15. Tel qu’il a été dit au point 13, le requérant ne se prévaut que d’une présence récente en France et d’une activité salariée ayant débuté le 8 avril 2023. Par ailleurs, il ne conteste pas être dépourvu d’attaches familiales en France et que toute sa famille réside au Congo où il a passé la plus grande partie de son existence. Dans ces conditions, c’est sans méconnaître les stipulations mentionnées au point 14 que le préfet a prononcé une obligation de quitter le territoire français à son encontre.
Sur l’injonction et l’astreinte :
16. Le présent jugement, qui rejette les conclusions tendant à l’annulation de l’arrêté attaqué, n’implique aucune mesure particulière d’exécution.
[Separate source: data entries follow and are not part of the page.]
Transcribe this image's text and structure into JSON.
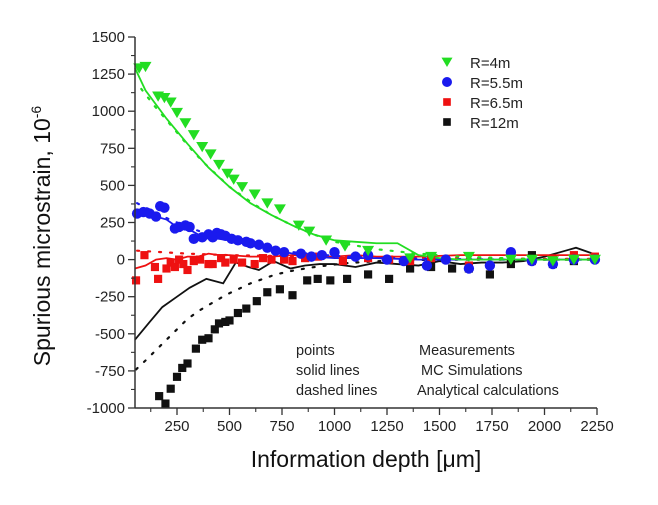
{
  "chart_data": {
    "type": "scatter",
    "title": "",
    "xlabel": "Information depth [μm]",
    "ylabel": "Spurious microstrain, 10",
    "ylabel_superscript": "-6",
    "xlim": [
      50,
      2250
    ],
    "ylim": [
      -1000,
      1500
    ],
    "x_ticks": [
      250,
      500,
      750,
      1000,
      1250,
      1500,
      1750,
      2000,
      2250
    ],
    "y_ticks": [
      -1000,
      -750,
      -500,
      -250,
      0,
      250,
      500,
      750,
      1000,
      1250,
      1500
    ],
    "x_tick_labels": [
      "250",
      "500",
      "750",
      "1000",
      "1250",
      "1500",
      "1750",
      "2000",
      "2250"
    ],
    "y_tick_labels": [
      "-1000",
      "-750",
      "-500",
      "-250",
      "0",
      "250",
      "500",
      "750",
      "1000",
      "1250",
      "1500"
    ],
    "grid": false,
    "legend_position": "top-right",
    "annotations": [
      {
        "left": "points",
        "right": "Measurements"
      },
      {
        "left": "solid lines",
        "right": "MC Simulations"
      },
      {
        "left": "dashed lines",
        "right": "Analytical calculations"
      }
    ],
    "series": [
      {
        "name": "R=4m",
        "color": "#22dd22",
        "marker": "triangle-down",
        "points": {
          "x": [
            70,
            100,
            160,
            190,
            220,
            250,
            290,
            330,
            370,
            410,
            450,
            490,
            520,
            560,
            620,
            680,
            740,
            830,
            880,
            960,
            1050,
            1160,
            1360,
            1460,
            1640,
            1840,
            1940,
            2040,
            2140,
            2240
          ],
          "y": [
            1290,
            1300,
            1100,
            1090,
            1060,
            990,
            920,
            840,
            760,
            710,
            640,
            580,
            540,
            490,
            440,
            380,
            340,
            230,
            190,
            130,
            90,
            60,
            10,
            20,
            20,
            0,
            0,
            -10,
            0,
            0
          ]
        },
        "mc_line": {
          "x": [
            50,
            100,
            200,
            300,
            400,
            500,
            600,
            700,
            800,
            900,
            1000,
            1100,
            1200,
            1300,
            1400,
            1500,
            1600,
            1700,
            1800,
            1900,
            2000,
            2100,
            2200,
            2250
          ],
          "y": [
            1290,
            1140,
            950,
            780,
            620,
            490,
            380,
            300,
            230,
            170,
            130,
            120,
            110,
            110,
            30,
            10,
            0,
            0,
            0,
            0,
            0,
            0,
            0,
            0
          ]
        },
        "analytical_line": {
          "x": [
            80,
            140,
            200,
            260,
            320,
            380,
            440,
            500,
            560,
            620,
            700,
            800,
            900,
            1000,
            1200,
            1400,
            1600,
            1800,
            2000,
            2250
          ],
          "y": [
            1150,
            1040,
            940,
            840,
            740,
            650,
            570,
            490,
            430,
            370,
            300,
            230,
            170,
            120,
            70,
            40,
            20,
            10,
            0,
            0
          ]
        }
      },
      {
        "name": "R=5.5m",
        "color": "#1a1aee",
        "marker": "circle",
        "points": {
          "x": [
            60,
            90,
            120,
            150,
            170,
            190,
            240,
            260,
            290,
            310,
            330,
            370,
            400,
            420,
            440,
            460,
            480,
            510,
            540,
            580,
            600,
            640,
            680,
            720,
            760,
            840,
            890,
            940,
            1000,
            1100,
            1160,
            1250,
            1330,
            1440,
            1530,
            1640,
            1740,
            1840,
            1940,
            2040,
            2140,
            2240
          ],
          "y": [
            310,
            320,
            310,
            290,
            360,
            350,
            210,
            220,
            230,
            220,
            140,
            150,
            170,
            150,
            180,
            170,
            160,
            140,
            130,
            120,
            110,
            100,
            80,
            60,
            50,
            40,
            20,
            30,
            50,
            20,
            30,
            0,
            -10,
            -40,
            0,
            -60,
            -40,
            50,
            -10,
            -30,
            0,
            0
          ]
        },
        "mc_line": {
          "x": [
            50,
            100,
            150,
            200,
            250,
            300,
            350,
            400,
            500,
            600,
            700,
            800,
            900,
            1000,
            1200,
            1400,
            1600,
            1800,
            2000,
            2250
          ],
          "y": [
            320,
            320,
            290,
            270,
            220,
            210,
            170,
            150,
            130,
            100,
            70,
            40,
            20,
            10,
            10,
            0,
            0,
            0,
            0,
            0
          ]
        },
        "analytical_line": {
          "x": [
            60,
            100,
            150,
            200,
            250,
            300,
            400,
            500,
            600,
            700,
            800,
            1000,
            1200,
            1500,
            1800,
            2250
          ],
          "y": [
            380,
            350,
            320,
            280,
            250,
            220,
            170,
            130,
            100,
            70,
            50,
            25,
            10,
            5,
            0,
            0
          ]
        }
      },
      {
        "name": "R=6.5m",
        "color": "#ee1111",
        "marker": "square",
        "points": {
          "x": [
            55,
            95,
            145,
            160,
            200,
            220,
            240,
            260,
            280,
            300,
            330,
            360,
            400,
            420,
            460,
            480,
            520,
            560,
            620,
            660,
            700,
            760,
            800,
            860,
            920,
            1040,
            1160,
            1260,
            1360,
            1460,
            1640,
            1840,
            1940,
            2040,
            2140,
            2240
          ],
          "y": [
            -140,
            30,
            -50,
            -130,
            -60,
            -20,
            -50,
            0,
            -30,
            -70,
            -10,
            0,
            -30,
            -30,
            10,
            -20,
            0,
            -20,
            -30,
            10,
            0,
            0,
            -10,
            10,
            20,
            -10,
            10,
            0,
            -10,
            10,
            -40,
            40,
            -10,
            0,
            30,
            20
          ]
        },
        "mc_line": {
          "x": [
            50,
            100,
            150,
            200,
            250,
            300,
            350,
            400,
            450,
            500,
            600,
            700,
            800,
            900,
            1000,
            1100,
            1200,
            1400,
            1600,
            1800,
            2000,
            2250
          ],
          "y": [
            -60,
            -40,
            0,
            10,
            0,
            20,
            20,
            40,
            30,
            30,
            20,
            20,
            30,
            20,
            20,
            30,
            20,
            20,
            30,
            30,
            30,
            30
          ]
        },
        "analytical_line": {
          "x": [
            60,
            120,
            180,
            240,
            300,
            400,
            500,
            700,
            900,
            1200,
            1600,
            2000,
            2250
          ],
          "y": [
            60,
            55,
            50,
            45,
            40,
            35,
            30,
            25,
            20,
            15,
            10,
            5,
            5
          ]
        }
      },
      {
        "name": "R=12m",
        "color": "#111111",
        "marker": "square",
        "points": {
          "x": [
            165,
            195,
            220,
            250,
            275,
            300,
            340,
            370,
            400,
            430,
            450,
            480,
            500,
            540,
            580,
            630,
            680,
            740,
            800,
            870,
            920,
            980,
            1060,
            1160,
            1260,
            1360,
            1460,
            1560,
            1640,
            1740,
            1840,
            1940,
            2040,
            2140,
            2240
          ],
          "y": [
            -920,
            -970,
            -870,
            -790,
            -730,
            -700,
            -600,
            -540,
            -530,
            -470,
            -430,
            -420,
            -410,
            -360,
            -330,
            -280,
            -220,
            -200,
            -240,
            -140,
            -130,
            -140,
            -130,
            -100,
            -130,
            -60,
            -50,
            -60,
            -60,
            -100,
            -30,
            30,
            -30,
            -10,
            10
          ]
        },
        "mc_line": {
          "x": [
            50,
            120,
            180,
            250,
            310,
            390,
            470,
            530,
            590,
            640,
            710,
            790,
            860,
            930,
            1000,
            1100,
            1200,
            1300,
            1400,
            1500,
            1600,
            1700,
            1800,
            1900,
            2000,
            2100,
            2150,
            2250
          ],
          "y": [
            -540,
            -420,
            -320,
            -250,
            -190,
            -130,
            -160,
            -20,
            -50,
            -70,
            -10,
            -60,
            -40,
            -30,
            -30,
            -50,
            -20,
            -30,
            -40,
            -10,
            -30,
            -20,
            -20,
            -10,
            20,
            60,
            80,
            30
          ]
        },
        "analytical_line": {
          "x": [
            55,
            100,
            150,
            200,
            250,
            300,
            360,
            420,
            480,
            540,
            600,
            660,
            720,
            800,
            880,
            960,
            1050,
            1150,
            1300,
            1500,
            1800,
            2250
          ],
          "y": [
            -740,
            -680,
            -610,
            -540,
            -470,
            -400,
            -340,
            -290,
            -240,
            -200,
            -160,
            -130,
            -100,
            -75,
            -55,
            -40,
            -25,
            -15,
            -5,
            0,
            0,
            0
          ]
        }
      }
    ]
  }
}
Par suite, les conclusions susvisées ne peuvent être accueillies.
Sur les frais liés à l’instance :
17. Les dispositions de l’article L. 761-1 du code de justice administrative font obstacle à ce que la somme demandée par M. D au titre des frais exposés par lui et non compris dans les dépens soit mise à la charge de l’État qui n’a pas la qualité de partie perdante dans la présente instance.
D E C I D E :
Article 1er : La requête de M. D est rejetée.
Article 2 : Le présent jugement sera notifié à M. A E D et au préfet du Var.
Copie en sera adressée au ministre de l’intérieur.
Délibéré après l’audience du 28 février 2025 à laquelle siégeaient :
M. Sauton, président,
M. Quaglierini, premier conseiller,
Mme Martin, conseillère.
Rendu public par mise à disposition au greffe le 14 mars 2025.
Le rapporteur,
Signé
B. Quaglierini
Le président,
Signé
J.-F. Sauton
La greffière,
Signé
B. Ballestracci
La République mande et ordonne au préfet du Var en ce qui le concerne ou à tous commissaires de justice à ce requis en ce qui concerne les voies de droit commun contre les parties privées, de pourvoir à l’exécution de la présente décision.